Swaminarayans' temple in Atlanta
Built at a cost of $19 million in the Lilburn suburb of Atlanta, the white temple covers two and half football fields.india Updated: Aug 27, 2007 13:22 IST
The Swaminarayan sect has opened a huge Hindu temple in Atlanta on a 29 acre site - said to be the largest in the US.
Built at a cost of $19 million in the Lilburn suburb of Atlanta, the white temple that was inaugurated on Sunday, covers an area two and half football fields long. The BAPS Swaminarayan Sanstha has three other temples in North America - in Houston, Chicago and Toronto.
Swaminarayan sect leader Swami Maharaj consecrated the temple and said, "The temple is open to all people, not just followers of the Swaminarayan faith. All those who come here will experience peace and happiness."

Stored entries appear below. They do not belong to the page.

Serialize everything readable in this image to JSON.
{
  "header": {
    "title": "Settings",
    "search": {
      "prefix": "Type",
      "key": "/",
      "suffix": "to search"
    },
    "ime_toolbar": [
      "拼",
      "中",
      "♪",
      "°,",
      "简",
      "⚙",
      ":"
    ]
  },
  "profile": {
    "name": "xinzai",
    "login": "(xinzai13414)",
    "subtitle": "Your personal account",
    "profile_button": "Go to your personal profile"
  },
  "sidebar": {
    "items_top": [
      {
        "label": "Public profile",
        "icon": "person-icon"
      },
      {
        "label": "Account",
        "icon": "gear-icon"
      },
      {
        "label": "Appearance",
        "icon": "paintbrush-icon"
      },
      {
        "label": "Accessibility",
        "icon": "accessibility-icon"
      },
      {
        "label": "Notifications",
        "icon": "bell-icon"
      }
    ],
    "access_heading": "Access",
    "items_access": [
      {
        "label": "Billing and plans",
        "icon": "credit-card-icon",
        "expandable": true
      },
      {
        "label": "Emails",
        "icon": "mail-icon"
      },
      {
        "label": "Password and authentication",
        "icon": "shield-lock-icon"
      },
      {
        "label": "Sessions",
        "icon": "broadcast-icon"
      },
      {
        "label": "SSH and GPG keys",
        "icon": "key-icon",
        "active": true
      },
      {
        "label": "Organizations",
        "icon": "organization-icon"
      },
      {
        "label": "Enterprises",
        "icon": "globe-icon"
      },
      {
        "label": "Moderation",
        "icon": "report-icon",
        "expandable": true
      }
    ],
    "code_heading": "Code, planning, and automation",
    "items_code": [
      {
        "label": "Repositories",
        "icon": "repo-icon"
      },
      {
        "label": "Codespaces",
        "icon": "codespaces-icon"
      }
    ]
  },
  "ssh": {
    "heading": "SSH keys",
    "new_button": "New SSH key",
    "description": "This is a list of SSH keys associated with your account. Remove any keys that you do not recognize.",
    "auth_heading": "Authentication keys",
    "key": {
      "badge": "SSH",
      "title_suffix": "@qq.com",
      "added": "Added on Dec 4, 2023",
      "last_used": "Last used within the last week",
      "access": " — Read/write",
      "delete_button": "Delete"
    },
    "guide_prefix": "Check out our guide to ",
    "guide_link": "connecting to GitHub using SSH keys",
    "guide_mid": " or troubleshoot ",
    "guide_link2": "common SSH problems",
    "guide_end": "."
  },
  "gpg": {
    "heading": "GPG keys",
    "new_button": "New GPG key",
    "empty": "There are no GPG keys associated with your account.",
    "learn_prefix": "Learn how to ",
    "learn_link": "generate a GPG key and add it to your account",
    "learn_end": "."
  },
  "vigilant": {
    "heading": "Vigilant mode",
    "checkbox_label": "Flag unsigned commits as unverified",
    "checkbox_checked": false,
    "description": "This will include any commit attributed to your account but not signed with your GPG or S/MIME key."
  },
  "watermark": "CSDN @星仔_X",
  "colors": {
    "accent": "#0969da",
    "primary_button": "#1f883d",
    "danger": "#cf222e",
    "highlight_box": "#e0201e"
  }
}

Congressman Henry Johnson, Jr., who was the chief guest at the ceremony, unveiled a plaque officially opening the temple. Mayor Jack Bolton and Commissioner of Gwinnett County Charles Bannister were also present.
The temple is built of marble, limestone and sandstone and over 34,000 stone slabs, including over 2,000 hand-carved figurines, were shipped from India. It took one-and-a-half years for hundreds of craftsmen to construct the structure, etched with intricate carvings.
Engineer Manish Patel who volunteered for over two years for the project, said: "The mandir brings true Indian architecture and culture to life on American soil."
The idols in the temple include those of Bhagwan Swaminarayan, Radha-Krishna, Sita-Ram and Shiv-Parvati.
BAPS traces its roots to Bhagwan Swaminarayan, who lived and preached about 200 years ago in Gujarat. It calls itself a socio-spiritual organisation and has a global presence though largely restricted to the Gujarati diaspora.
The temple complex also has a wing for social and cultural activities including youth forums, music classes and lessons in Gujarati language. The temple inauguration culminated five days of festivities in Atlanta commemorating 100 years of BAPS.